Fartum Garad melarikan diri dari Somalia ke kamp pengungsi Kenya setelah milisi menyerang rumahnya dan membunuh ayahnya empat tahun lalu. Dia bergabung dengan satu-satunya kerabat yang masih hidup di Nairobi. Fartum bisa mendapat bantuan, bahkan melanjutkan sekolah, sekalipun dalam masa pandemi, berkat kelompok bantuan yang didanai Amerika, RefuSHE.
“Selama pandemi, kami diberi ponsel dan kami belajar di rumah. Memang agak sulit karena jaringan internet kurang bagus, dan kerap terganggu oleh tetangga. Sangat sulit untuk berkonsentrasi penuh ketika sedang belajar. Kadang-kadang kita tidak menyimak dengan baik cara guru menjelaskan,” kata Fartum Garad
RefuSHE membantu perempuan dan anak perempuan pengungsi di Kenya yang lebih mungkin berhenti bersekolah dan dieksploitasi daripada laki-laki. Pandemi virus corona membuat mereka semakin rentan, kata CEO RefuSHE Kenya Geoffrey Thige.

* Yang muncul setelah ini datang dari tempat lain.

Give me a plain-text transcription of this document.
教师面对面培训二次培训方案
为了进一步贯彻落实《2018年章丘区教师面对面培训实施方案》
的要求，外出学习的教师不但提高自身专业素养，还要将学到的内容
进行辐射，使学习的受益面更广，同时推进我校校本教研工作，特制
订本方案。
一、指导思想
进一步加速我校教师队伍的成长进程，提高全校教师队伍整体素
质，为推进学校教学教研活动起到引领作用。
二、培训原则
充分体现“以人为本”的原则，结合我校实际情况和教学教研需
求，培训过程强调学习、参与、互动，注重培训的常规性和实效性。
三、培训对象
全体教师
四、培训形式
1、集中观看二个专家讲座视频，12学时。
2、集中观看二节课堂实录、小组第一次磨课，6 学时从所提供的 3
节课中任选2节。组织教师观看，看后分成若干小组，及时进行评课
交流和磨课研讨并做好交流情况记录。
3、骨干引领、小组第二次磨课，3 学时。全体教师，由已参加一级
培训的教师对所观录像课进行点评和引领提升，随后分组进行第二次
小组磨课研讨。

“Merekalah yang rentan terhadap kekerasan seksual berbasis gender. Pada tingkat rumah tangga, kalau mereka mempunyai waktu luang, mereka akhirnya menjadi sangat membutuhkan, dan karena miskin, mereka juga akhirnya rentan terhadap prostitusi. Inilah tantangan ekonomi yang dihadapi gadis-gadis muda ini," jelasnya.
RefuSHE tidak hanya menyediakan rumah yang aman bagi anak-anak perempuan pengungsi tetapi juga pendidikan dan pelatihan keterampilan kerja.
Sejak berusia dua tahun, pengungsi Ethiopia Dera Anyanya telah tinggal di Kenya bersama orang tuanya. Program Pemberdayaan Anak Perempuan RefuSHE telah membantunya mengejar mimpi menjadi seorang programmer komputer.
“Sebagai pengungsi, ibu-ibu, umumnya kita dianggap perempuan yang seharusnya tinggal di rumah, melakukan pekerjaan rumah tangga, menikah, mempunyai anak, mengasuh anak, mengurus keluarga. Akibatnya, semakin banyak pengungsi. Laki-laki atau anak laki-laki lebih berpendidikan daripada perempuan,” jelas Dera Anyanya.
Badan pengungsi PBB, UNHCR, mengatakan terdapat lebih dari 80.000 pengungsi perkotaan dan pencari suaka di Kenya, dengan 80 persen dari mereka adalah perempuan dan anak-anak.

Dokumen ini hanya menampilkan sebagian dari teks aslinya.